I followed Sutton deep into a narrow corridor that seemed to be dappled in moonlight, though there were no windows. There were no lights of any kind other than Sutton's torch, which he carried as if he were the first man to invent fire. Where are we? It seemed like a hallway to nowhere, like we were behind the walls of the house. A secret passage. How much does Sutton know about this house? The only place I was interested in going was up.

"Sutton . . . ?" He walked on unfazed, a good ten feet ahead of me.

"Sutton," I called a little louder, running to catch up. "What happened to my sister? Where did that monster take her?"

"There's no time, we have to—"

I yanked his wrist, spun him around, and shoved him against the wall.

"There's no time? So that means you know? You know where the—the Bone Princess took Tabitha? You have to tell me!"

He grabbed my shoulder and squeezed me a little harder than he needed to, pushing me against the other side of the hallway. With the torch hanging over our heads, he leaned in close, gritting his teeth, trying to be firm. It didn't work.

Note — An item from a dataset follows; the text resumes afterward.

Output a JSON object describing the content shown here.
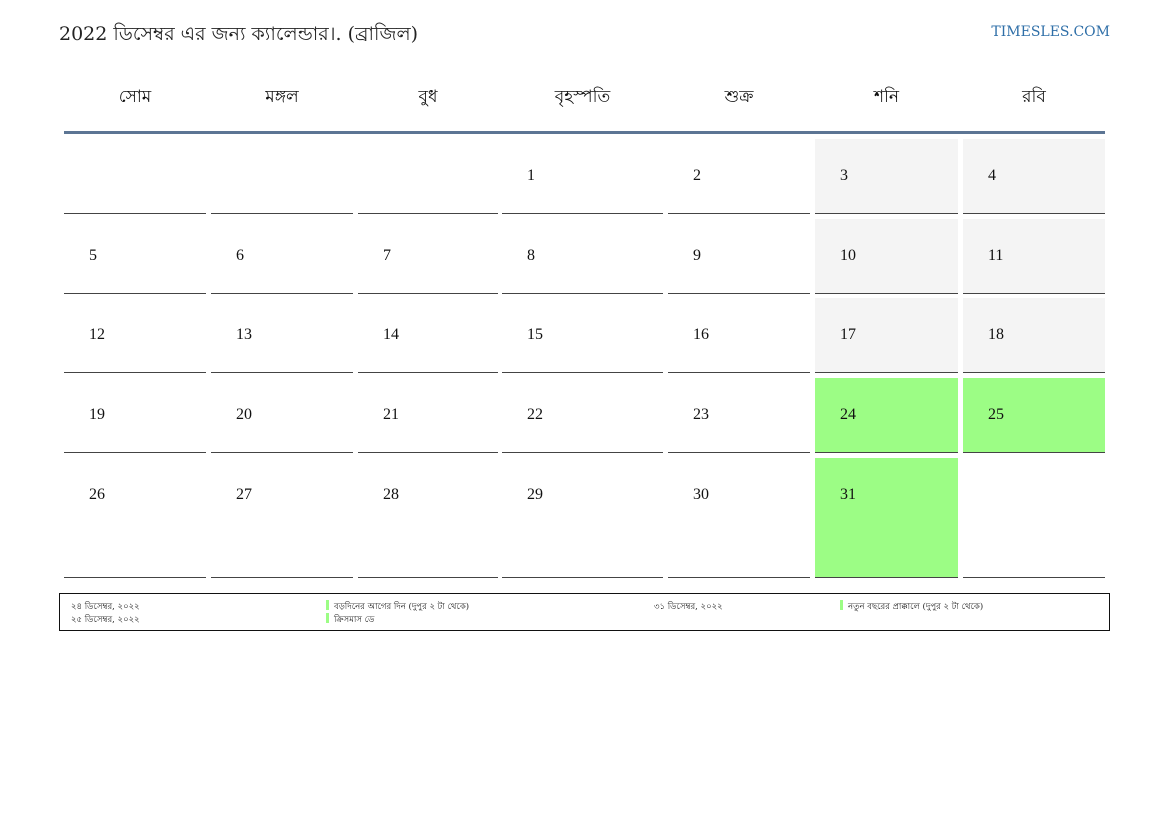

"There's. No. Time." He punctuated each word with a fierce little nudge. "And be. Quiet. There was no anger in his eyes, and none in his voice or in his grip. Merely urgency. "I know it can be difficult for a woman to remain calm when she is out of her known environment, but I'm afraid I must insist."

"You insist I be quiet?" My words escalated to a yell. "I INSIST you tell me WHERE MY SISTER IS!"

"Stop it Sadie . . . you don't understand. You have to be silent!" He tried to grab my mouth, but I ducked underneath his arm, grabbing a long, broken piece of wood from the floor. An old piece of molding that had come loose. I smacked it against the wall, the noise echoing down the hall.

"You're going to get us killed!"

I slapped the plaster wall again with the wood. "I'll be quiet when you tell me where my sister is!"

"Da attic. De-da. De-da." A shiver ripped up my spine. The raspy voice which'd answered sounded more Oliver Twist than Sutton's Downton Abbey.